Jakarta Sayangi.com – Pengamat perkotaan dari Budgeting Metropolitan Watch (BMW) Amir Hamzah menilai Presiden Jokowi bisa dianggap melakukan pelanggaran terhadap Undang-undang karena telah meminta aparat penegak hukum untuk tidak menindaklanjuti temuan hasil audit Badan Pemeriksa Keuangan (BPK).

Menurut Amir, berdasarkan UU Nomor 15 Tahun 2004 Tentang Pmeriksaan Pengelolaan dan Tanggung Jawab Keuangan Negara diatur bahwa pemeriksa keuangan (BPK) wajib melaporkan temuan pemeriksaan yang mengandung unsur pidana. Pelanggaran terhadap aturan tersebut diancam sanksi penjara dan denda.

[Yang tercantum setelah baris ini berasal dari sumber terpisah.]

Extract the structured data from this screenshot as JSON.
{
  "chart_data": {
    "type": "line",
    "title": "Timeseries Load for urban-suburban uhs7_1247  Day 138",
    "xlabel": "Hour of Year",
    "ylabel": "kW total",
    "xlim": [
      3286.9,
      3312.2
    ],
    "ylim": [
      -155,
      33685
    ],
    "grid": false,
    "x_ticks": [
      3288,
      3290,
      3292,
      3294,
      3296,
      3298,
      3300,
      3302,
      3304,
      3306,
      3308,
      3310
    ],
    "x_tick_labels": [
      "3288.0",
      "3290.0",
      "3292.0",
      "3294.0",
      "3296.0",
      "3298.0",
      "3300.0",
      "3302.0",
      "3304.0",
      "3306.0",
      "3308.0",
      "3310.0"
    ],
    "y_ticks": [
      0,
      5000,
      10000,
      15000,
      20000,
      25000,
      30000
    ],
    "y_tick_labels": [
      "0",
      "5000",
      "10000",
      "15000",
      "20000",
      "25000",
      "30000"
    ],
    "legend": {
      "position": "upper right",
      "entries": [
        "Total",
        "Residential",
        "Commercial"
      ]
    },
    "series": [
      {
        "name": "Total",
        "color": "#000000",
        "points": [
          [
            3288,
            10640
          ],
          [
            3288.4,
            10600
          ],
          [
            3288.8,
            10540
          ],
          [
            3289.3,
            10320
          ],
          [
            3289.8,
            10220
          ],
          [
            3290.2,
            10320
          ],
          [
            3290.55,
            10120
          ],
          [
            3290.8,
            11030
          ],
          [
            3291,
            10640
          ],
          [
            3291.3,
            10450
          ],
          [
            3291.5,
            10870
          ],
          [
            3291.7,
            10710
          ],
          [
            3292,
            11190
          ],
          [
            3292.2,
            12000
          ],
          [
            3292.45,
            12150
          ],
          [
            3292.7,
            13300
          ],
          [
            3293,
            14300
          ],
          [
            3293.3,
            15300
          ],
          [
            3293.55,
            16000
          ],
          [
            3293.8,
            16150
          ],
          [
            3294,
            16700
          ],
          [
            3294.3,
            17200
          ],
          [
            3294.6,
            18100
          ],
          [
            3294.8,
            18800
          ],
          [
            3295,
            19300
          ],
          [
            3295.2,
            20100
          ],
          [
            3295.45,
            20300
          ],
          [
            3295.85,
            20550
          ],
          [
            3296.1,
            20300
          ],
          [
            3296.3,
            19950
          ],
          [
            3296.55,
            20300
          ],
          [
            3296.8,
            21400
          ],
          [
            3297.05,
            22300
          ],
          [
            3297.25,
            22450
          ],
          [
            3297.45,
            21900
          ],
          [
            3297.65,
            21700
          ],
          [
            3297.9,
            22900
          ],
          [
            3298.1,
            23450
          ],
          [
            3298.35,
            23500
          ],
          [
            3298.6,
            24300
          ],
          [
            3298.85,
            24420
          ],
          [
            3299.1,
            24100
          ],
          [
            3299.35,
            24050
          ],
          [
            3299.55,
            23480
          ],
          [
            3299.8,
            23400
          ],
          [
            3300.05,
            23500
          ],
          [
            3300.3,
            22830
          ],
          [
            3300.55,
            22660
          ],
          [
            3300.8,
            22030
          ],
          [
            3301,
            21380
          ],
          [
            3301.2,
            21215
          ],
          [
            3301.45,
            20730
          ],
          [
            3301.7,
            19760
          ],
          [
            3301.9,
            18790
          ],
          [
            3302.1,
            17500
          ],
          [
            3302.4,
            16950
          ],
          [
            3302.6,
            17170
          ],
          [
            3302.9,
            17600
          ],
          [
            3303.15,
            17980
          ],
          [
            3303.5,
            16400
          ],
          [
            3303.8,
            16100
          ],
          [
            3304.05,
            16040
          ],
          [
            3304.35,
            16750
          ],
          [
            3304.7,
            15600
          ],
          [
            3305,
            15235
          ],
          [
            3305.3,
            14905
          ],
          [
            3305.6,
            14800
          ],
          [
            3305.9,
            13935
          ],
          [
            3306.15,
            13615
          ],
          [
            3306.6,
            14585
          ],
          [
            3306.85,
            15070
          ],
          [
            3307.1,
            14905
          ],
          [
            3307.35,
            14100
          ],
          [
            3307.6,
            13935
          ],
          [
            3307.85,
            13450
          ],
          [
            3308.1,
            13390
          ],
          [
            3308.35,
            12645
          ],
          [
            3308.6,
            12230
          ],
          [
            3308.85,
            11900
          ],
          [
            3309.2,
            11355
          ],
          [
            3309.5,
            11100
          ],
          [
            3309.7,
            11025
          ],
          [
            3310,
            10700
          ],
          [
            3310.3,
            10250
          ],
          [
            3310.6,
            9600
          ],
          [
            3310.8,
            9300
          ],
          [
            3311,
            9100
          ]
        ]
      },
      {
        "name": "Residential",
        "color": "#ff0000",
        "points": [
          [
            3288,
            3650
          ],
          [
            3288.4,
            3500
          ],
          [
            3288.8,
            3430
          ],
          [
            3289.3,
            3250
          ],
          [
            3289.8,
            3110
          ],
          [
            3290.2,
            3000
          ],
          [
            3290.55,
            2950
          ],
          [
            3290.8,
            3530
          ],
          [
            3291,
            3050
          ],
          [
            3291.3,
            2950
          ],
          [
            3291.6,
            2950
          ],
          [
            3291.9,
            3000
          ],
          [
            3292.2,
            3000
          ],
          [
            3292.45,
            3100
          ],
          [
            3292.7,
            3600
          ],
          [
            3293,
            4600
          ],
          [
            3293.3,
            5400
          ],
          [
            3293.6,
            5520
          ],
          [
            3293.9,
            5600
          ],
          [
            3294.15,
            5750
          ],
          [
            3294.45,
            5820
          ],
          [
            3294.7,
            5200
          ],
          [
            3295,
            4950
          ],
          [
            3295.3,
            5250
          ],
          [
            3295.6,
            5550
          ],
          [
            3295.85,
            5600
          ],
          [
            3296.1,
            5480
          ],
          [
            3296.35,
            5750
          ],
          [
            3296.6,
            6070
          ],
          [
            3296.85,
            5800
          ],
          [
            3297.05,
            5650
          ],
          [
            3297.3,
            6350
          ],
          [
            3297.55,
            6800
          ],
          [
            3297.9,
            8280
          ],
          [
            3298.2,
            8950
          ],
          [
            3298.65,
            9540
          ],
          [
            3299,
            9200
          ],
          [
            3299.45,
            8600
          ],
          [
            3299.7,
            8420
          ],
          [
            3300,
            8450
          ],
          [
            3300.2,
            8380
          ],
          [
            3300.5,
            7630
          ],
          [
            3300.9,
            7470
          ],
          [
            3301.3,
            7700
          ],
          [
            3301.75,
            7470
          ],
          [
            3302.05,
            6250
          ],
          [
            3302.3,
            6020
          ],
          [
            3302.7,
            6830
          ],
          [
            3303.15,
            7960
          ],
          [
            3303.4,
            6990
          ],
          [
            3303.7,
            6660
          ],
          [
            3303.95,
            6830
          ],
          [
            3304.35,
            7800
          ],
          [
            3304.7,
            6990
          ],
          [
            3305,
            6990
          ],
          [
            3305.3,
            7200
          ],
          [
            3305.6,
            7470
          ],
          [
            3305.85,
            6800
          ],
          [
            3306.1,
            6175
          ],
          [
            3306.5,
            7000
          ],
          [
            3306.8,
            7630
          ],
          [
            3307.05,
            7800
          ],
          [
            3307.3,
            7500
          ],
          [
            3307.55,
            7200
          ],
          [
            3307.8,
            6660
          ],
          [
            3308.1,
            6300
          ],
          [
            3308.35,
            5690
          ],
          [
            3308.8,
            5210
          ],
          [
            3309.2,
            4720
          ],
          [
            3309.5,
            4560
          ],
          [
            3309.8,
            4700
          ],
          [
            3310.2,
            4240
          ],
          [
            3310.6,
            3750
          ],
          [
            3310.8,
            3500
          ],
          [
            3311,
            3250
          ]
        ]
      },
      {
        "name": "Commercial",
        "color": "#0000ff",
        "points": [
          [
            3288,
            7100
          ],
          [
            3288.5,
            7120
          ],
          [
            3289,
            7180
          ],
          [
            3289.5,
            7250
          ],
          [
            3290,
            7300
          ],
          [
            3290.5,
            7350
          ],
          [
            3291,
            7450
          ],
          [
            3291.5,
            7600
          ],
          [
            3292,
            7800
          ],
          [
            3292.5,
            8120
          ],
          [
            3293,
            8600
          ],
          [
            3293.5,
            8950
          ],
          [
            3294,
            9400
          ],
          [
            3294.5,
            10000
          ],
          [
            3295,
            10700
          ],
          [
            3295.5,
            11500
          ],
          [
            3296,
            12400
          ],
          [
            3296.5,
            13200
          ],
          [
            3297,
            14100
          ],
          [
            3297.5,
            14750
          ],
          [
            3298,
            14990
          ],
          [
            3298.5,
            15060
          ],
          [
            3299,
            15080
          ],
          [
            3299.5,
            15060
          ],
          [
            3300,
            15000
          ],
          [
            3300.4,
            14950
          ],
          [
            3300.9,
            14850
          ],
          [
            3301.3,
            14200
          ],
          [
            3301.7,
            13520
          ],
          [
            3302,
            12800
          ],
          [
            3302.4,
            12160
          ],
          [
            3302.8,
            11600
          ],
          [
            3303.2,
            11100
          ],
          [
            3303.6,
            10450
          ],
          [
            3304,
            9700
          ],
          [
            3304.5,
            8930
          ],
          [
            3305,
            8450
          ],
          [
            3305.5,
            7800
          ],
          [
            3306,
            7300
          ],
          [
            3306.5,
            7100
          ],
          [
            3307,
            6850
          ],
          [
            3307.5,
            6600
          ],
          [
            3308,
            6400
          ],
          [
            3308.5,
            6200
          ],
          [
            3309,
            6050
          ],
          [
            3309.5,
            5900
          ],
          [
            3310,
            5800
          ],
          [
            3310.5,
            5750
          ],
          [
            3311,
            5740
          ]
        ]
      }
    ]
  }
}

“Hal itu diatur dalam pasal 14 dan pasal 26 ayat 1. Sedangkan pasal 26 ayat 2 berbunyi Setiap orang yang tidak memenuhi kewajiban untuk menindaklanjuti rekomendasi yang disampaikan dalam laporan hasil pemeriksaan sebagaimana dimaksud dalam Pasal 20 dipidana dengan pidana penjara paling lama 1 (satu) tahun 6 bulan dan/atau denda paling banyak Rp500 juta,” kata Amir Hamzah saat berdiskusi dengan aktivis gerakan #LawanAhok di Jakarta, Selasa¬† (25/8) malam.

Ketentuan sanksi tersebut, menurut Amir, juga berlaku bagi KPK dan penegak hukum lainnya jika tidak menindaklanjuti rekomendasi BPK.

“Kalau KPK/Jaksa/Kepolisian tidak menindaklanjuti rekomendasi BPK maka itu kena lagi,” kata Amir.

Seperti diberitakan, Presiden Jokowi pada Senin (24/8) dalam sebuah rapat koordinasi di Istana Bogor menginstruksikan aparat penegak hukum untuk tidak mudah memidanakan kebijakan yang diambil oleh pejabat negara dan pejabat daerah supaya program-program pembangunan tidak terhambat. Salah satu yang disepakati adalah jika BPK melihat adanya temuan, maka penegak hukum jangan langsung menjadikan temuan tersebut sebagai perkara hukum dulu selama 60 hari masa klarifikasi.

Terhadap permintaan Presiden tersebut, Amir menilainya sebagai bentuk pelanggaran terhadap ketentuan dalam pasal 24 ayat 2 yang mengatur sanksi bagi seseorang yang sengaja mencegah dan menghalangi pemeriksaan.

“Jadi saya nyatakan dua hal saja, mungkin presiden belum baca Undang-undang secara baik, atau pembisiknya tak mengerti Undang-undang,” tegas Amir.

Sebelumnya, Amir Hamzah pada Kamis (20/8) melaporkan Gubernur DKI Jakarta Basuki Tjahaja Purnama (Ahok) ke KPK terkait adanya dugaan korupsi dalam pembelian lahan untuk pembangunan Rumah Sakit Sumber Waras yang telah menjadi temuan audit BPK. Amir mengungkapkan, kerugian negara dari pembelian lahan yang dilakukan secara sepihak oleh Ahok ini ditaksir mencapai Rp489 miliar.